The Financial Health of Americans

Whether it’s house problems, car trouble, or medical bills, unplanned expenses are relatively common. According to a recent Bankrate report, more than one-third of households had a major unplanned expense in 2017 and half of those expenses costed $2,500 or more. That same report revealed that only 39% of Americans would be able to cover an unplanned $1,000 expense. In addition, the Federal Reserve Board’s Report on the Economic Well-Being of U.S. Households found that 44% of those without a college education would not be prepared to cover an unplanned expense of $400. Greg McBride, chief financial analyst at Bankrate, explained that even though unemployment rates are down and there’s been a recent uptick in wages, savings aren’t increasing.

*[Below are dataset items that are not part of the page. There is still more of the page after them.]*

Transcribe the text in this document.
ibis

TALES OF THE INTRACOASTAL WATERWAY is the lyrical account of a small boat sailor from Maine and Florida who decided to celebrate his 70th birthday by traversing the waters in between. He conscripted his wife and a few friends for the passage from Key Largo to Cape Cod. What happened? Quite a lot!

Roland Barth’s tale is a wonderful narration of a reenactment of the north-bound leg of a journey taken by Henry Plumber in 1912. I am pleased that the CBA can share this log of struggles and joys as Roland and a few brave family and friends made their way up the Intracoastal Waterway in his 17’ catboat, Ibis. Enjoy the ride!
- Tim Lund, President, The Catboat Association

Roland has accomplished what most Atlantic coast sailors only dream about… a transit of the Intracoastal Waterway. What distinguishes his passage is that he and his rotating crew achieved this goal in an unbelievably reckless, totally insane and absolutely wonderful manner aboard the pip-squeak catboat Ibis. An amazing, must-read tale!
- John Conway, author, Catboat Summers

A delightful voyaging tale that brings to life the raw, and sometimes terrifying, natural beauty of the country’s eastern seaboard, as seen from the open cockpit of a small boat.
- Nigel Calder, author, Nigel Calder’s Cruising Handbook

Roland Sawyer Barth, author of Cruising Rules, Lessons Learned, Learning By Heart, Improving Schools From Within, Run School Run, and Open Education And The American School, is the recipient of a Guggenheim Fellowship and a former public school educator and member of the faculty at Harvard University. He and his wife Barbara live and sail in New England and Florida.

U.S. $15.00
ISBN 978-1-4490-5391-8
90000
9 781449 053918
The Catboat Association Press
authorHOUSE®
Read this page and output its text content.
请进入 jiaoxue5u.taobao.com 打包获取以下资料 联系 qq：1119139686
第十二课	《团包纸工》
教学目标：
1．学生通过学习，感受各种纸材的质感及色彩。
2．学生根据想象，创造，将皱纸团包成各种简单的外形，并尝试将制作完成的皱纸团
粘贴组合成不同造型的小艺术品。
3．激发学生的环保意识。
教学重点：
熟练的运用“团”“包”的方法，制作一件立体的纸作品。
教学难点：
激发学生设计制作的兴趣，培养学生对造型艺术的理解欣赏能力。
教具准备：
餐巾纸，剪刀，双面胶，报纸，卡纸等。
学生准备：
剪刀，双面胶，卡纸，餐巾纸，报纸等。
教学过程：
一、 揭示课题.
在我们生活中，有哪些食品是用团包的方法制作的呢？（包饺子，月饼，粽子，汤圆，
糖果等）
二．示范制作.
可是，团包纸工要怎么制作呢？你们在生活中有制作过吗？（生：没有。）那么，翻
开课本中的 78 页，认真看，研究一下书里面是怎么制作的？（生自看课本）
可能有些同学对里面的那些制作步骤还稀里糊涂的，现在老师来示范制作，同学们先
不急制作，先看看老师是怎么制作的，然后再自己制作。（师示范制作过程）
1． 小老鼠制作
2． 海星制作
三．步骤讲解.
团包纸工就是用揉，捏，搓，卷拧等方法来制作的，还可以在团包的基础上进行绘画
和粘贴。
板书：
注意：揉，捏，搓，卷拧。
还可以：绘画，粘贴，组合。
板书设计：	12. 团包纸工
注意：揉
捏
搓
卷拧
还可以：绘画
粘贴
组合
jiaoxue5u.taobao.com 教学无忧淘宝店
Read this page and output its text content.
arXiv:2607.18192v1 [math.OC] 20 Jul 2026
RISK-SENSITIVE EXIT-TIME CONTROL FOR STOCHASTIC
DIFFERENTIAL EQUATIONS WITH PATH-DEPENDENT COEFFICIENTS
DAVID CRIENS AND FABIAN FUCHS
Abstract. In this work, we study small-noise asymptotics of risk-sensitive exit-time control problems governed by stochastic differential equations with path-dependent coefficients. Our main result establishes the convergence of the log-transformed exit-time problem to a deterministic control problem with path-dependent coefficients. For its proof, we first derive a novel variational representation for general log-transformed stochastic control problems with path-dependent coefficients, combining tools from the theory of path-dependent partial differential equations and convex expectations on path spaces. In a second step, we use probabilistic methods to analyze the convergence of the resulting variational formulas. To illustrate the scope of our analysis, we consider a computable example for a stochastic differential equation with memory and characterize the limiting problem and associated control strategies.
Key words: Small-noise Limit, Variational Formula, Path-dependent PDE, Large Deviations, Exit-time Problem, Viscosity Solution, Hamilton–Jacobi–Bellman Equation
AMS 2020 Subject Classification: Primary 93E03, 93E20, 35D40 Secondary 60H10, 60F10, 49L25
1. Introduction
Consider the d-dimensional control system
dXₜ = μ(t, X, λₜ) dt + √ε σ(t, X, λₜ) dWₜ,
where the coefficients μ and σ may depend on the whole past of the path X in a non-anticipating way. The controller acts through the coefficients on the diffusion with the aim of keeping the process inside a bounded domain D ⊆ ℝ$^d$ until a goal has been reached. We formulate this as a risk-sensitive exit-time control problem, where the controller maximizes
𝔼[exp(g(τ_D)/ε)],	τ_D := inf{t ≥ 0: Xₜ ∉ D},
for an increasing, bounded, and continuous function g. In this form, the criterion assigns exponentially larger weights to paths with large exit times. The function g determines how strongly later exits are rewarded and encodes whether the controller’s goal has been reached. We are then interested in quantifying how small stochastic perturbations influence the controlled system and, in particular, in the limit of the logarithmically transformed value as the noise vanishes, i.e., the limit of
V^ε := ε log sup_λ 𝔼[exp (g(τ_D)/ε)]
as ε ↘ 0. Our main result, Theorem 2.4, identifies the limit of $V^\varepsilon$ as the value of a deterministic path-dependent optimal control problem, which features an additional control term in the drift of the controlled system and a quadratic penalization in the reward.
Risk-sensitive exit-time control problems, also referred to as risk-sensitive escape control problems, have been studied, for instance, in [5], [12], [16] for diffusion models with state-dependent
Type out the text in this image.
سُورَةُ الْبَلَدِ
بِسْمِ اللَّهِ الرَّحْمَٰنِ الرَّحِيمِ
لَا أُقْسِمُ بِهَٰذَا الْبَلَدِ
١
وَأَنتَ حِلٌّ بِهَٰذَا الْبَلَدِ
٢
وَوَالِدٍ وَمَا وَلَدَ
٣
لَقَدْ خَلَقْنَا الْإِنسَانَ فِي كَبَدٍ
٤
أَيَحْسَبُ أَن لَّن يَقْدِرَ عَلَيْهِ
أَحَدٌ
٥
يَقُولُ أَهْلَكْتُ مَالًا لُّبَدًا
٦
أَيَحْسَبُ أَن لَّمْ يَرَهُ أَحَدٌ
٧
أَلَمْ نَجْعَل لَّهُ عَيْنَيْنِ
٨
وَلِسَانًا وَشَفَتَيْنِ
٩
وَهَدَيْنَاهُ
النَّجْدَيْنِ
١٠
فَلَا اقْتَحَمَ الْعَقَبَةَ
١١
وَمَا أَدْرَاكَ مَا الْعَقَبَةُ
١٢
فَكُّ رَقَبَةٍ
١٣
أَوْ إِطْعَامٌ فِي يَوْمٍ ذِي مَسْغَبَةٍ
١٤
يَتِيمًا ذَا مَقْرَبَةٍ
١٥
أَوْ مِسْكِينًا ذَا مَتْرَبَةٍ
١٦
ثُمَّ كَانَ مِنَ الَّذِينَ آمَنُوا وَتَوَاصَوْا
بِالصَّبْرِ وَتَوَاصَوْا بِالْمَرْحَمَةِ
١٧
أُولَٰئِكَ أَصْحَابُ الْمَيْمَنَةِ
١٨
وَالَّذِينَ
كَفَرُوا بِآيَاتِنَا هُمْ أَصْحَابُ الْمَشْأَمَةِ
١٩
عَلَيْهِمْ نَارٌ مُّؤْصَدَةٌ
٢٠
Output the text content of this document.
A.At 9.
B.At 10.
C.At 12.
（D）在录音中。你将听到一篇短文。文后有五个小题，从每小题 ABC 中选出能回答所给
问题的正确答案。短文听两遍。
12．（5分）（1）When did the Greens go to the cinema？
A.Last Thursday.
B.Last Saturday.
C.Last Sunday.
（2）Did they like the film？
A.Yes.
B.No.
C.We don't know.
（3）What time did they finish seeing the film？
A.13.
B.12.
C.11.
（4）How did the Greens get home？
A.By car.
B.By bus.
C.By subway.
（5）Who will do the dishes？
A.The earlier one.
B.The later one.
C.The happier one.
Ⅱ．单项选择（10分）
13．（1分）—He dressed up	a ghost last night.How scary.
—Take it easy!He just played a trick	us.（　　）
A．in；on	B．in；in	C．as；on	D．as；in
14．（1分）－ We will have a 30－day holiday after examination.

Financial Health and the Workplace

According to this 2017 survey from CareerBuilder, nearly 80% of American workers say they live paycheck to paycheck and 25% do not put away savings each month. This is why many can’t cover unplanned expenses. Lack of financial security causes stress and anxiety that eventually follow employees to the workplace. According to PwC’s Employee Financial Wellness Surveyhalf of full-time American employees stress about their financial situation during work hours, which leads to decreased productivity and engagement. Not only that, but employees who are struggling financially are twice as likely to have health issues.

Helping Employees Become Financially Fit

The best way to help your employees become financially fit, is to provide them with financial wellness training and tools. This doesn’t mean simply offering 401(k) education. While that is very important to include, aim for a more comprehensive program that can be flexible and includes additional training, such as goal setting and debt management. This will help drive engagement and success. Below are tips for getting your financial well-being program started!

  1. Survey your employees. This is an essential first step that helps you learn more about your employees interests and specific needs related to financial wellness. This will give you a starting point and help you decide what kind of program will be the most beneficial.
  2. Focus on the big financial wellness picture. When you get your survey results back, don’t just focus on the number one financial wellness need. Offer multiple resources to address as many needs on the list as possible. Your employees will grow and change over the years, and the needs they put lower on list may become more important down the line. By offering a broad financial wellness strategy, they will have the resources available when they need them.
  3. Build off your existing wellness program. If you already have a wellness program in place, in you don’t need to make any dramatic changes to it. Instead, build off what is already working and expand your resource base.